Of all the mighty acts of your father, Ariadne deserted seems to please you most. You admire only in him what alone seems to want an excuse, and are the perfidious heir of your father's treachery. She (nor do I envy her) enjoys a better match, and rides in state, drawn by harnessed tigers. But the Thracian youths whom I scorned before, now shun my embraces, because I preferred a stranger to my own subjects. Some in derision say,
Let her now repair to learned Athens; we will find another to rule over warlike Thrace: the end proves all things.
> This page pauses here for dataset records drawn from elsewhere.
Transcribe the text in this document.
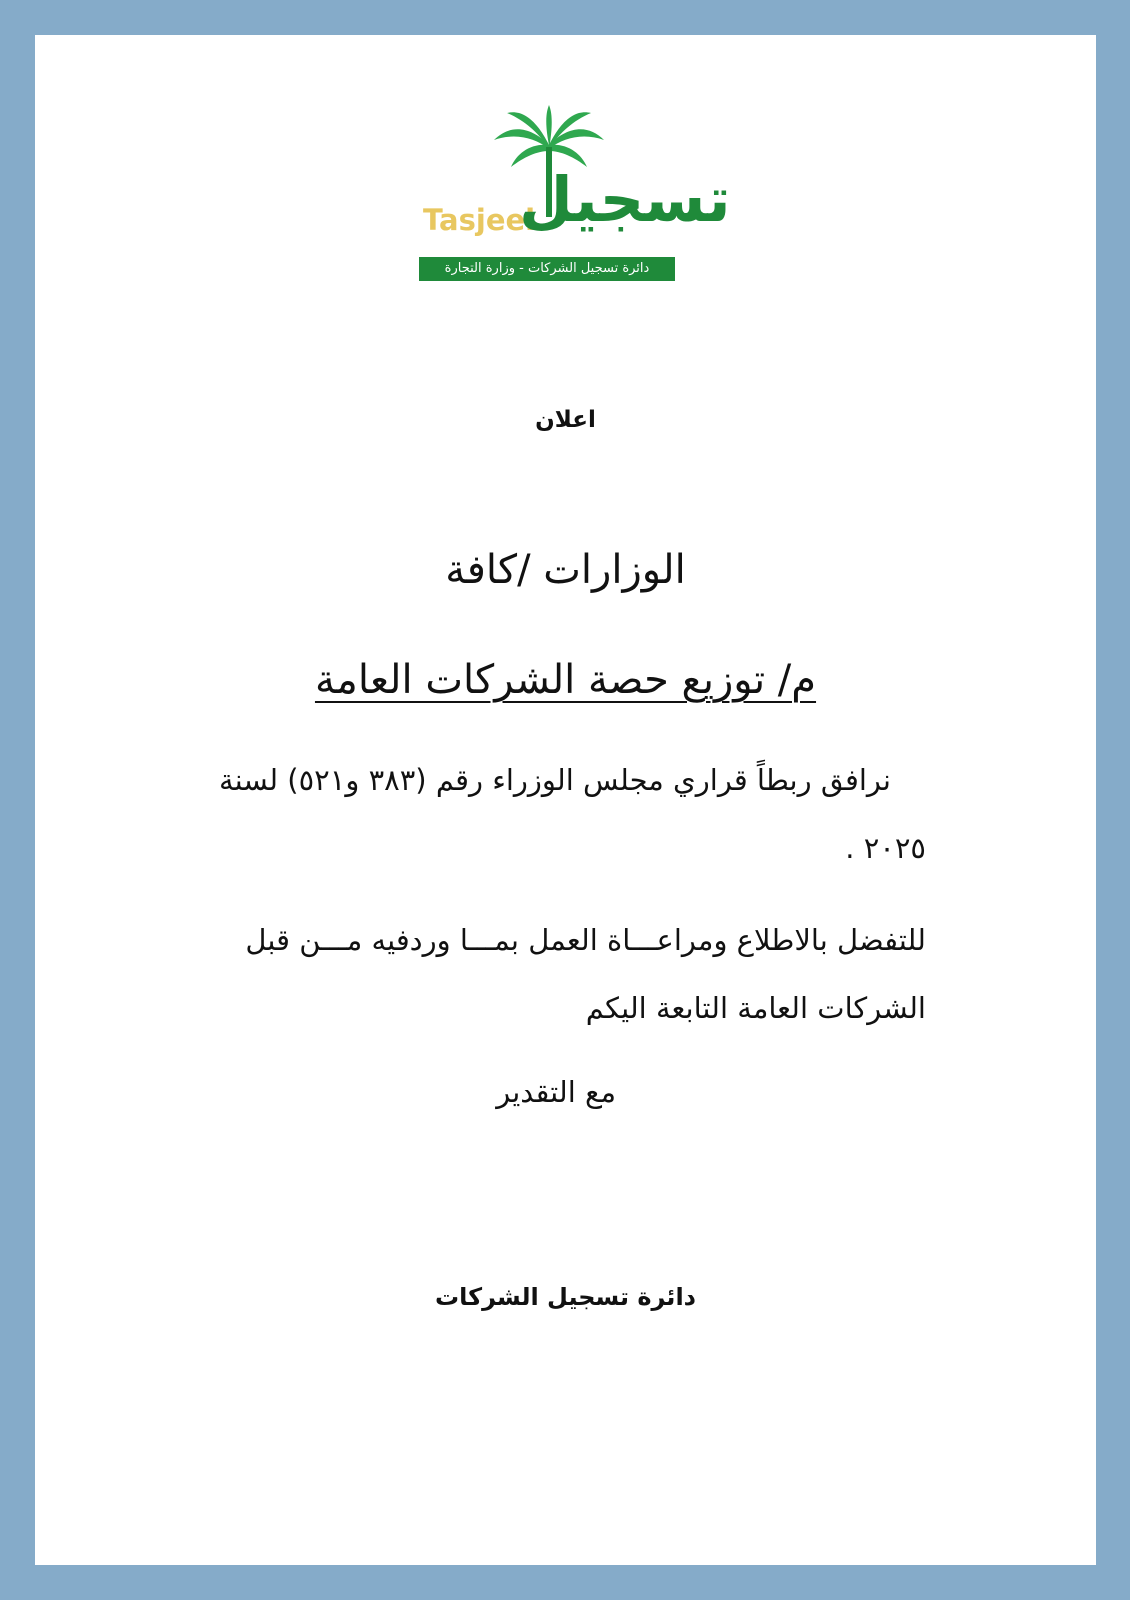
Tasjeel
تسجيل
دائرة تسجيل الشركات - وزارة التجارة
اعلان
الوزارات /كافة
م/ توزيع حصة الشركات العامة
نرافق ربطاً قراري مجلس الوزراء رقم (٣٨٣ و٥٢١) لسنة
٢٠٢٥ .
للتفضل بالاطلاع ومراعـــاة العمل بمـــا وردفيه مـــن قبل
الشركات العامة التابعة اليكم
مع التقدير
دائرة تسجيل الشركات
May heaven deny him success in every thing, who presumes to judge of actions by the event: for, were your vessels to plough the Thracian waves, I should still be said to have studied my own and my people is good. But alas! I have consulted neither. You think no more of my palace, nor will you ever again bathe your wearied limbs in the Thracian lake. Our parting scene still presents itself to my fancy: your fleet being in readiness to sail, you embraced me, and, falling upon my neck, oft repeated the long-breathed kisses: you mixed your tears with mine, and complained that the wind was favorable; then parting, cried,
Be sure, Phyllis, to expect your Demophoön.
Can I expect one who left me never to return? Can I expect ships never designed to visit these coasts? And yet I still expect you; return, though late, that your only crime may be too long a stay.